A Information Commissionner’s Office (ICO) tinha reivindicado uma ordem de revista, outorgada ontem por um juiz da Alta Corte de Londres, para “analisar os servidores” da Cambridge Analytica e “efetuar uma verificação de dados”. Uma explicação pormenorizada da decisão será publicada na próxima terça-feira, 27, informou a alta corte.

 

A ICO investiga se a Cambridge Analytica, contratada durante a campanha de Donald Trump para obter a candidatura presidencial republicana, utilizou ilegalmente dados de milhões de usuários do Facebook para buscar potenciais eleitores.

 

O presidente da Cambridge Analytica, Alexander Nix, foi suspenso de suas funções e o fundador do Facebook, Mark Zuckerberg, se viu obrigado a pedir desculpas, na última quarta-feira, 21. “Tratou-se de um abuso de confiança muito importante e estou penalizado”, declarou à emissora CNN, acrescentando que estaria disposto a prestar depoimento ante o Congresso americano.

 

Apesar do pedido de desculpas feito por seu fundador, a rede social está sob pressão.
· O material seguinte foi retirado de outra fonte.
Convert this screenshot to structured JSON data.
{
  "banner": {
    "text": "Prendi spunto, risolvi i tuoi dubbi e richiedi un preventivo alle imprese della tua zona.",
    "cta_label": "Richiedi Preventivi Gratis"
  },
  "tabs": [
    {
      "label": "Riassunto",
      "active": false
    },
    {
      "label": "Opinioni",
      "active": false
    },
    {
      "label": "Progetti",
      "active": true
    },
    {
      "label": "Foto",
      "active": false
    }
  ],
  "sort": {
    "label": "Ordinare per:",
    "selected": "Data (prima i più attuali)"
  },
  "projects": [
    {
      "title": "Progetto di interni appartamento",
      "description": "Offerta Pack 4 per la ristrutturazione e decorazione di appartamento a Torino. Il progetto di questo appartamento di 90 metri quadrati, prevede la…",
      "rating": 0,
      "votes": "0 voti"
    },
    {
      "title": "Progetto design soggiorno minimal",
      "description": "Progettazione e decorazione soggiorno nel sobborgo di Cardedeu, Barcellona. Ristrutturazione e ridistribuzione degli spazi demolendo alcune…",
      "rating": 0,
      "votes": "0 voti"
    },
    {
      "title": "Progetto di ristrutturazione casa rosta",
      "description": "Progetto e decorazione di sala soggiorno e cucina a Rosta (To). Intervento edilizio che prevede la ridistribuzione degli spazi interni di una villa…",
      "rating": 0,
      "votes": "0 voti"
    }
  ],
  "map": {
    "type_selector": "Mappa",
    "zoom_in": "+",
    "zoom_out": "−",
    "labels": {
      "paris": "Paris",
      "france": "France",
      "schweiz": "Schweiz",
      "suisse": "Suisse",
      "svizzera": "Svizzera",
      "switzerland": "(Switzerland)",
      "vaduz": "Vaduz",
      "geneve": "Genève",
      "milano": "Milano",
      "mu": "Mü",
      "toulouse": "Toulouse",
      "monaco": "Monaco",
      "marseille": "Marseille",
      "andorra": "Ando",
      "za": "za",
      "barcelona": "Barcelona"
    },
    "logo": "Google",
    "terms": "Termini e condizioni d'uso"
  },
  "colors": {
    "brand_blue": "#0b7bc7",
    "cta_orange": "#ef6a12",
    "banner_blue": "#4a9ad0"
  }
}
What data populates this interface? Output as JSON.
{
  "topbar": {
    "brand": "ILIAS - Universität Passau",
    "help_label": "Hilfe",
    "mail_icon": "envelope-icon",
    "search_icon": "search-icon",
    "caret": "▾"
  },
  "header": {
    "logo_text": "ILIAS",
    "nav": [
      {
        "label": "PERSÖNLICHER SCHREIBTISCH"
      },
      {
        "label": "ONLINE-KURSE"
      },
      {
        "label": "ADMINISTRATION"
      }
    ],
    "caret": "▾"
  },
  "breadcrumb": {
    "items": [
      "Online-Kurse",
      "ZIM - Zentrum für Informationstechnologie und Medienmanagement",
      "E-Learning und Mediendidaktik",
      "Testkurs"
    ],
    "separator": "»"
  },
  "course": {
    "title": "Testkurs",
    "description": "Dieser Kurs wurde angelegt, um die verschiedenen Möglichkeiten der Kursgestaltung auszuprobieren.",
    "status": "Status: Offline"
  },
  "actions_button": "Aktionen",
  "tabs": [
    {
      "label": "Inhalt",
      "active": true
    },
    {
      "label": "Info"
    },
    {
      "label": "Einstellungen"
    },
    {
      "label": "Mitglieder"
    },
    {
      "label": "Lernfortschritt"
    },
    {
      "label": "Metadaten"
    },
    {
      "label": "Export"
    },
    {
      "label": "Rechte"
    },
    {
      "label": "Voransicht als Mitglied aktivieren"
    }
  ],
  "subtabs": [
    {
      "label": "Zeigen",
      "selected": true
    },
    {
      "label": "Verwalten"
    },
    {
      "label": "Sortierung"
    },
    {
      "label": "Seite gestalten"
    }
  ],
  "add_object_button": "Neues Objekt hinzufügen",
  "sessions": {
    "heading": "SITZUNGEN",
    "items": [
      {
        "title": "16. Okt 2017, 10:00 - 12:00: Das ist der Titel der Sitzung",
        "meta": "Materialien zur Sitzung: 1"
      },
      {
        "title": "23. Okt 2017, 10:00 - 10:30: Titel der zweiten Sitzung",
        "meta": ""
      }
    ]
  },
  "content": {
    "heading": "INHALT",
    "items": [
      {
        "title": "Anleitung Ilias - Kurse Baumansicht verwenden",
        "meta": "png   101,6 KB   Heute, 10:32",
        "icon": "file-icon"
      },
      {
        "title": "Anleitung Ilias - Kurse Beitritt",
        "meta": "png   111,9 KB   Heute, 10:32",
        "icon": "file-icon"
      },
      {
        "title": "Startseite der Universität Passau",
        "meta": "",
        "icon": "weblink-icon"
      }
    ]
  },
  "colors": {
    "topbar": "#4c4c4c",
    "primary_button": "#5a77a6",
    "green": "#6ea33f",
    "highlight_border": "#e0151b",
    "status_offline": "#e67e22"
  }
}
Desde o início do escândalo, lideranças europeias têm proposto regulação externa das redes sociais. Há preocupação de que dados tenham sido usados para influenciar o referendo sobre o Brexit. O caso também gerou movimento que propõe aos usuários abandonarem o Facebook

 

A Cambridge Analytica nega as acusações e afirmou ter encomendado uma auditoria para verificar que a empresa não mantém em seu poder nenhum dado de forma ilegal.

Com AFP

 

Polêmica

A Cambridge Analytica teria usado dados de 50 milhões de usuários da popular rede social, sem autorização, para fins eleitorais. Informações foram utilizadas na campanha presidencial de Donald Trump em 2016.